Die Reihen der Unionsfraktion im Bundestag stehen fest geschlossen hinter Kanzler Friedrich Merz. Fraktionschef Thorsten Frei fand im Interview mit RTL und ntv deutliche Worte: Die Fraktion stelle sich „ohne Wenn und Aber“ hinter Merz und wolle die anstehenden Aufgaben gemeinsam mit der SPD in der Koalition anpacken. Viel Konkretes, noch mehr Symbolik: Einigkeit als Botschaft – ein bisschen wirkt das wie aus dem Lehrbuch für politische Krisenkommunikation.
Klare Ansage zu Merz’ Zukunft
Auf eine direkte Frage nach Merz’ Zukunft im Kanzleramt und im CDU-Vorsitz nach den Wahlen reagierte Frei entschlossen: Ja, Merz werde beide Ämter behalten. Schließlich, so betonte Frei fast schon trotzig, sei Merz für eine volle vierjährige Amtszeit gewählt – alles andere sei Spekulation.
Schon interessant, wie in solchen Momenten die Legislaturdauer beinahe beschwörend ins Feld geführt wird, als wolle man nervöse Geister beschwichtigen.
Innenpolitische Herausforderungen statt weltpolitisches Parkett
Auch der Verzicht auf die UN-Reise bleibt Thema. Für Frei der richtige Schritt: Lieber nah an den aktuellen Herausforderungen im eigenen Land als großer Auftritt vor der Weltöffentlichkeit. Vielleicht hat sogar beides seine Berechtigung, aber in diesem Moment zählt für Frei offensichtlich, dass der Kanzler innenpolitisch Präsenz zeigt.

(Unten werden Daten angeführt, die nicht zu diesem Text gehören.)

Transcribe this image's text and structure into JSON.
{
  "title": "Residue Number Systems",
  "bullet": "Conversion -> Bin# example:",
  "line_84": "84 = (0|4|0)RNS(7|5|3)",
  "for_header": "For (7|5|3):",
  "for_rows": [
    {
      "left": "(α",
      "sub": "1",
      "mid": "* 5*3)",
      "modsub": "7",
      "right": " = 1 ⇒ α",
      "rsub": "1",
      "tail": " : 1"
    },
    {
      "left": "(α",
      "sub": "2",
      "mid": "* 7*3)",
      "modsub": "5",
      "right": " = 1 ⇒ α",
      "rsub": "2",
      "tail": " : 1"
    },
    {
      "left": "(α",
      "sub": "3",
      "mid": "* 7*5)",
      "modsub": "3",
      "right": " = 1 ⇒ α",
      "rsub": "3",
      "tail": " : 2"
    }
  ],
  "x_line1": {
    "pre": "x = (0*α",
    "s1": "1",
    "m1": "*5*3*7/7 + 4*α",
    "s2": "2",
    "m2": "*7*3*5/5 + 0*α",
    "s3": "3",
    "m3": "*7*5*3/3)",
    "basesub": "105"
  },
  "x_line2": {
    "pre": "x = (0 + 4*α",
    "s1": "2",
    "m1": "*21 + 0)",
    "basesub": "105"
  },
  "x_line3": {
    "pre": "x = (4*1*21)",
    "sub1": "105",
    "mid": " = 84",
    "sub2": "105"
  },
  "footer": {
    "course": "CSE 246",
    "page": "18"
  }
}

Gesundheit, Pflege, Rente, Haushalt – das sind die Baustellen, auf denen es, laut Freis Sicht, keine Verschnaufpause geben darf. Die Andeutung, Merz könnte in Berlin bleiben, weil sein politischer Stuhl wackelt, wies Frei scharf zurück.
Zwischen Umfragen und Gestaltungswillen
Natürlich, so Frei, beeinflussen Umfragen und Wahlergebnisse die eigene Partei. Aber: Entscheidend sei, dass an Sachfragen weitergearbeitet werde, statt sich von Stimmungen treiben zu lassen. Ein Seitenhieb auf Beliebigkeit in der Politik?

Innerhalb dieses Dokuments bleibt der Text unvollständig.